Whilst an array of enforcement actions seem to be available to EPA’s questions have been raised as to whether the current enforcement framework does in fact act as a deterrent to industrial pollution especially when small monetary fines are the predominant penalty for environmental offences. There is a perceived culture of under enforcement in the state EPAs and this is particularly evident in the use of fines. Fines for breaches of Australian pollution control regulation are on the lower rather than higher end of the scale. In Victoria in the 2003/2004 period the maximum penalties laid down in the legislation ranged from $250,000.00 to $1 million and the 34 prosecutions lead to a total fine of only $154,000, an average of approximately $4,529 per fine. It is argued that for many companies which have presumably accumulated substantial wealth, fines of $4,529 cannot act as a deterrent or even a slap on the wrist.

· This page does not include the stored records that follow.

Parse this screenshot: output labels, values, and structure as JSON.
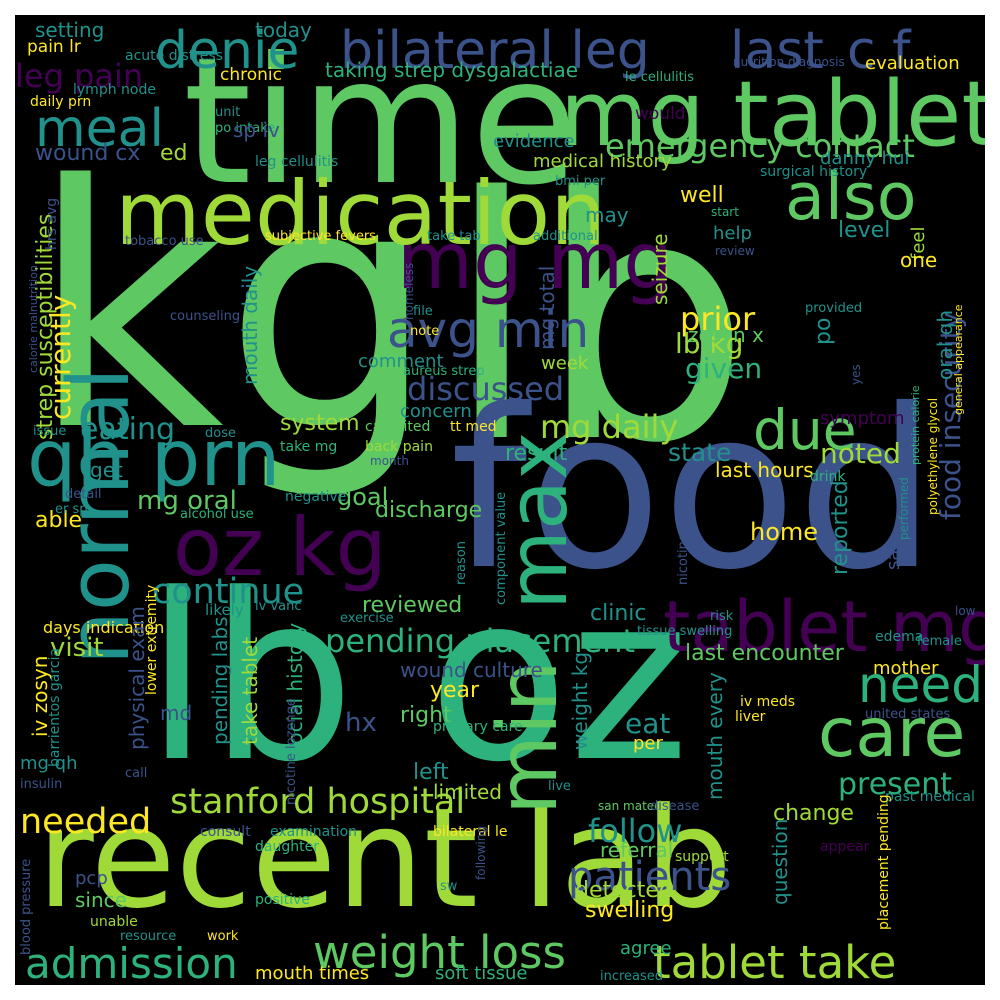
{
  "colors": {
    "background": "#000000",
    "frame": "#ffffff",
    "palette": [
      "#440154",
      "#3b528b",
      "#21918c",
      "#2db27d",
      "#5ec962",
      "#a0da39",
      "#fde725"
    ]
  },
  "words": [
    {
      "text": "kg",
      "color": "#5ec962"
    },
    {
      "text": "lb",
      "color": "#5ec962"
    },
    {
      "text": "food",
      "color": "#3b528b"
    },
    {
      "text": "lb oz",
      "color": "#2db27d"
    },
    {
      "text": "time",
      "color": "#5ec962"
    },
    {
      "text": "recent lab",
      "color": "#a0da39"
    },
    {
      "text": "mg tablet",
      "color": "#5ec962"
    },
    {
      "text": "medication",
      "color": "#a0da39"
    },
    {
      "text": "bilateral leg",
      "color": "#3b528b"
    },
    {
      "text": "last",
      "color": "#3b528b"
    },
    {
      "text": "c f",
      "color": "#3b528b"
    },
    {
      "text": "mg mg",
      "color": "#440154"
    },
    {
      "text": "oz kg",
      "color": "#440154"
    },
    {
      "text": "qh prn",
      "color": "#21918c"
    },
    {
      "text": "normal",
      "color": "#21918c"
    },
    {
      "text": "max",
      "color": "#2db27d"
    },
    {
      "text": "min",
      "color": "#5ec962"
    },
    {
      "text": "tablet mg",
      "color": "#440154"
    },
    {
      "text": "care",
      "color": "#5ec962"
    },
    {
      "text": "avg min",
      "color": "#3b528b"
    },
    {
      "text": "also",
      "color": "#5ec962"
    },
    {
      "text": "meal",
      "color": "#21918c"
    },
    {
      "text": "denie",
      "color": "#21918c"
    },
    {
      "text": "due",
      "color": "#5ec962"
    },
    {
      "text": "need",
      "color": "#2db27d"
    },
    {
      "text": "stanford hospital",
      "color": "#a0da39"
    },
    {
      "text": "weight loss",
      "color": "#5ec962"
    },
    {
      "text": "tablet take",
      "color": "#a0da39"
    },
    {
      "text": "admission",
      "color": "#2db27d"
    },
    {
      "text": "patients",
      "color": "#3b528b"
    },
    {
      "text": "emergency contact",
      "color": "#5ec962"
    },
    {
      "text": "leg pain",
      "color": "#440154"
    },
    {
      "text": "continue",
      "color": "#21918c"
    },
    {
      "text": "pending placement",
      "color": "#2db27d"
    },
    {
      "text": "discussed",
      "color": "#3b528b"
    },
    {
      "text": "food insecurity",
      "color": "#3b528b"
    },
    {
      "text": "present",
      "color": "#2db27d"
    },
    {
      "text": "follow",
      "color": "#21918c"
    },
    {
      "text": "needed",
      "color": "#fde725"
    },
    {
      "text": "mg daily",
      "color": "#a0da39"
    },
    {
      "text": "prior",
      "color": "#fde725"
    },
    {
      "text": "eating",
      "color": "#21918c"
    },
    {
      "text": "lb kg",
      "color": "#a0da39"
    },
    {
      "text": "currently",
      "color": "#fde725"
    },
    {
      "text": "noted",
      "color": "#a0da39"
    },
    {
      "text": "setting",
      "color": "#21918c"
    },
    {
      "text": "today",
      "color": "#21918c"
    },
    {
      "text": "pain lr",
      "color": "#fde725"
    },
    {
      "text": "acute distress",
      "color": "#21918c"
    },
    {
      "text": "chronic",
      "color": "#fde725"
    },
    {
      "text": "taking strep dysgalactiae",
      "color": "#2db27d"
    },
    {
      "text": "evaluation",
      "color": "#fde725"
    },
    {
      "text": "le cellulitis",
      "color": "#2db27d"
    },
    {
      "text": "nutrition diagnosis",
      "color": "#3b528b"
    },
    {
      "text": "lymph node",
      "color": "#21918c"
    },
    {
      "text": "daily prn",
      "color": "#fde725"
    },
    {
      "text": "unit",
      "color": "#21918c"
    },
    {
      "text": "would",
      "color": "#440154"
    },
    {
      "text": "po intake",
      "color": "#2db27d"
    },
    {
      "text": "sp iv",
      "color": "#3b528b"
    },
    {
      "text": "evidence",
      "color": "#21918c"
    },
    {
      "text": "wound cx",
      "color": "#3b528b"
    },
    {
      "text": "ed",
      "color": "#a0da39"
    },
    {
      "text": "medical history",
      "color": "#a0da39"
    },
    {
      "text": "danny hui",
      "color": "#21918c"
    },
    {
      "text": "leg cellulitis",
      "color": "#21918c"
    },
    {
      "text": "surgical history",
      "color": "#21918c"
    },
    {
      "text": "bmi per",
      "color": "#21918c"
    },
    {
      "text": "well",
      "color": "#fde725"
    },
    {
      "text": "feel",
      "color": "#a0da39"
    },
    {
      "text": "start",
      "color": "#2db27d"
    },
    {
      "text": "may",
      "color": "#21918c"
    },
    {
      "text": "level",
      "color": "#21918c"
    },
    {
      "text": "help",
      "color": "#21918c"
    },
    {
      "text": "subjective fevers",
      "color": "#fde725"
    },
    {
      "text": "take tab",
      "color": "#21918c"
    },
    {
      "text": "additional",
      "color": "#21918c"
    },
    {
      "text": "tobacco use",
      "color": "#3b528b"
    },
    {
      "text": "review",
      "color": "#3b528b"
    },
    {
      "text": "one",
      "color": "#fde725"
    },
    {
      "text": "seizure",
      "color": "#a0da39"
    },
    {
      "text": "mg total",
      "color": "#3b528b"
    },
    {
      "text": "mouth daily",
      "color": "#21918c"
    },
    {
      "text": "zosyn x",
      "color": "#5ec962"
    },
    {
      "text": "counseling",
      "color": "#3b528b"
    },
    {
      "text": "file",
      "color": "#21918c"
    },
    {
      "text": "note",
      "color": "#fde725"
    },
    {
      "text": "provided",
      "color": "#21918c"
    },
    {
      "text": "po",
      "color": "#21918c"
    },
    {
      "text": "oral qh",
      "color": "#21918c"
    },
    {
      "text": "comment",
      "color": "#21918c"
    },
    {
      "text": "aureus strep",
      "color": "#2db27d"
    },
    {
      "text": "week",
      "color": "#a0da39"
    },
    {
      "text": "given",
      "color": "#2db27d"
    },
    {
      "text": "strep susceptibilities",
      "color": "#a0da39"
    },
    {
      "text": "calorie malnutrition",
      "color": "#3b528b"
    },
    {
      "text": "concern",
      "color": "#21918c"
    },
    {
      "text": "system",
      "color": "#a0da39"
    },
    {
      "text": "take mg",
      "color": "#2db27d"
    },
    {
      "text": "ca united",
      "color": "#5ec962"
    },
    {
      "text": "back pain",
      "color": "#a0da39"
    },
    {
      "text": "tt med",
      "color": "#fde725"
    },
    {
      "text": "symptom",
      "color": "#440154"
    },
    {
      "text": "homeless",
      "color": "#3b528b"
    },
    {
      "text": "state",
      "color": "#21918c"
    },
    {
      "text": "result",
      "color": "#2db27d"
    },
    {
      "text": "last hours",
      "color": "#fde725"
    },
    {
      "text": "dose",
      "color": "#21918c"
    },
    {
      "text": "drink",
      "color": "#2db27d"
    },
    {
      "text": "issue",
      "color": "#21918c"
    },
    {
      "text": "get",
      "color": "#21918c"
    },
    {
      "text": "mg oral",
      "color": "#5ec962"
    },
    {
      "text": "goal",
      "color": "#5ec962"
    },
    {
      "text": "month",
      "color": "#3b528b"
    },
    {
      "text": "detail",
      "color": "#3b528b"
    },
    {
      "text": "negative",
      "color": "#21918c"
    },
    {
      "text": "alcohol use",
      "color": "#2db27d"
    },
    {
      "text": "discharge",
      "color": "#5ec962"
    },
    {
      "text": "able",
      "color": "#fde725"
    },
    {
      "text": "er sp",
      "color": "#21918c"
    },
    {
      "text": "reported",
      "color": "#21918c"
    },
    {
      "text": "say",
      "color": "#3b528b"
    },
    {
      "text": "home",
      "color": "#fde725"
    },
    {
      "text": "nicotine patch",
      "color": "#3b528b"
    },
    {
      "text": "component value",
      "color": "#21918c"
    },
    {
      "text": "reason",
      "color": "#21918c"
    },
    {
      "text": "visit",
      "color": "#a0da39"
    },
    {
      "text": "iv zosyn",
      "color": "#fde725"
    },
    {
      "text": "clinic",
      "color": "#21918c"
    },
    {
      "text": "reviewed",
      "color": "#5ec962"
    },
    {
      "text": "exercise",
      "color": "#21918c"
    },
    {
      "text": "days indication",
      "color": "#fde725"
    },
    {
      "text": "likely",
      "color": "#21918c"
    },
    {
      "text": "physical exam",
      "color": "#3b528b"
    },
    {
      "text": "take tablet",
      "color": "#a0da39"
    },
    {
      "text": "pending labs",
      "color": "#21918c"
    },
    {
      "text": "social history",
      "color": "#2db27d"
    },
    {
      "text": "wound culture",
      "color": "#3b528b"
    },
    {
      "text": "weight kg",
      "color": "#21918c"
    },
    {
      "text": "last encounter",
      "color": "#5ec962"
    },
    {
      "text": "mother",
      "color": "#fde725"
    },
    {
      "text": "edema",
      "color": "#21918c"
    },
    {
      "text": "performed",
      "color": "#21918c"
    },
    {
      "text": "female",
      "color": "#21918c"
    },
    {
      "text": "tissue swelling",
      "color": "#21918c"
    },
    {
      "text": "lower extremity",
      "color": "#fde725"
    },
    {
      "text": "barrientos garcia",
      "color": "#21918c"
    },
    {
      "text": "md",
      "color": "#3b528b"
    },
    {
      "text": "year",
      "color": "#fde725"
    },
    {
      "text": "right",
      "color": "#5ec962"
    },
    {
      "text": "hx",
      "color": "#3b528b"
    },
    {
      "text": "eat",
      "color": "#21918c"
    },
    {
      "text": "per",
      "color": "#fde725"
    },
    {
      "text": "primary care",
      "color": "#2db27d"
    },
    {
      "text": "mouth every",
      "color": "#21918c"
    },
    {
      "text": "iv meds",
      "color": "#fde725"
    },
    {
      "text": "liver",
      "color": "#fde725"
    },
    {
      "text": "united states",
      "color": "#3b528b"
    },
    {
      "text": "mg qh",
      "color": "#21918c"
    },
    {
      "text": "left",
      "color": "#21918c"
    },
    {
      "text": "limited",
      "color": "#a0da39"
    },
    {
      "text": "insulin",
      "color": "#3b528b"
    },
    {
      "text": "call",
      "color": "#3b528b"
    },
    {
      "text": "nicotine lozenge",
      "color": "#3b528b"
    },
    {
      "text": "live",
      "color": "#21918c"
    },
    {
      "text": "san mateo",
      "color": "#5ec962"
    },
    {
      "text": "disease",
      "color": "#3b528b"
    },
    {
      "text": "change",
      "color": "#a0da39"
    },
    {
      "text": "question",
      "color": "#21918c"
    },
    {
      "text": "past medical",
      "color": "#21918c"
    },
    {
      "text": "referral",
      "color": "#5ec962"
    },
    {
      "text": "support",
      "color": "#a0da39"
    },
    {
      "text": "consult",
      "color": "#3b528b"
    },
    {
      "text": "examination",
      "color": "#21918c"
    },
    {
      "text": "bilateral le",
      "color": "#fde725"
    },
    {
      "text": "detected",
      "color": "#a0da39"
    },
    {
      "text": "swelling",
      "color": "#fde725"
    },
    {
      "text": "appear",
      "color": "#440154"
    },
    {
      "text": "daughter",
      "color": "#2db27d"
    },
    {
      "text": "pcp",
      "color": "#3b528b"
    },
    {
      "text": "since",
      "color": "#5ec962"
    },
    {
      "text": "positive",
      "color": "#2db27d"
    },
    {
      "text": "sw",
      "color": "#21918c"
    },
    {
      "text": "unable",
      "color": "#a0da39"
    },
    {
      "text": "resource",
      "color": "#21918c"
    },
    {
      "text": "work",
      "color": "#fde725"
    },
    {
      "text": "mouth times",
      "color": "#fde725"
    },
    {
      "text": "soft tissue",
      "color": "#2db27d"
    },
    {
      "text": "agree",
      "color": "#2db27d"
    },
    {
      "text": "increased",
      "color": "#21918c"
    },
    {
      "text": "blood pressure",
      "color": "#3b528b"
    },
    {
      "text": "following",
      "color": "#3b528b"
    },
    {
      "text": "placement pending",
      "color": "#fde725"
    },
    {
      "text": "hrs avg",
      "color": "#3b528b"
    },
    {
      "text": "iv vanc",
      "color": "#21918c"
    },
    {
      "text": "risk",
      "color": "#21918c"
    },
    {
      "text": "yes",
      "color": "#3b528b"
    },
    {
      "text": "low",
      "color": "#3b528b"
    },
    {
      "text": "protein calorie",
      "color": "#2db27d"
    },
    {
      "text": "polyethylene glycol",
      "color": "#fde725"
    },
    {
      "text": "general appearance",
      "color": "#fde725"
    }
  ]
}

Enforcement will induce compliance where the benefits derived from non-compliance are less than the expected sanction, as determined by the probability and associated costs of an enforcement response. A fine of $4529 will be unable to act as a deterrent simply because non-compliance would produce greater financial benefit. Even if prosecution were frequent and fines were high, where large corporations with immense wealth are the polluter, fines will not act as a deterrent as they are considered to be part of everyday business losses. Scholarly debate has centred around whether fines are the most suitable or effective mechanism for punishment or deterrence and it is argued that where fines are readily absorbed as a ‘cost of business’ coupled with the tendency towards low penalties, an endemic recidivism among particular groups of offenders is witnessed and they are no longer capable of acting as a deterrent.
In order to deter offenders from polluting Australian environmental protection authorities must show that they will utilise the ‘big stick’. With Australia seeing enormous growth in numerous industries, namely gas and mining which overseas experience has shown can lead to a vast array of negative impacts on our environment, it is vital that we enforce compliance and protect our land and people.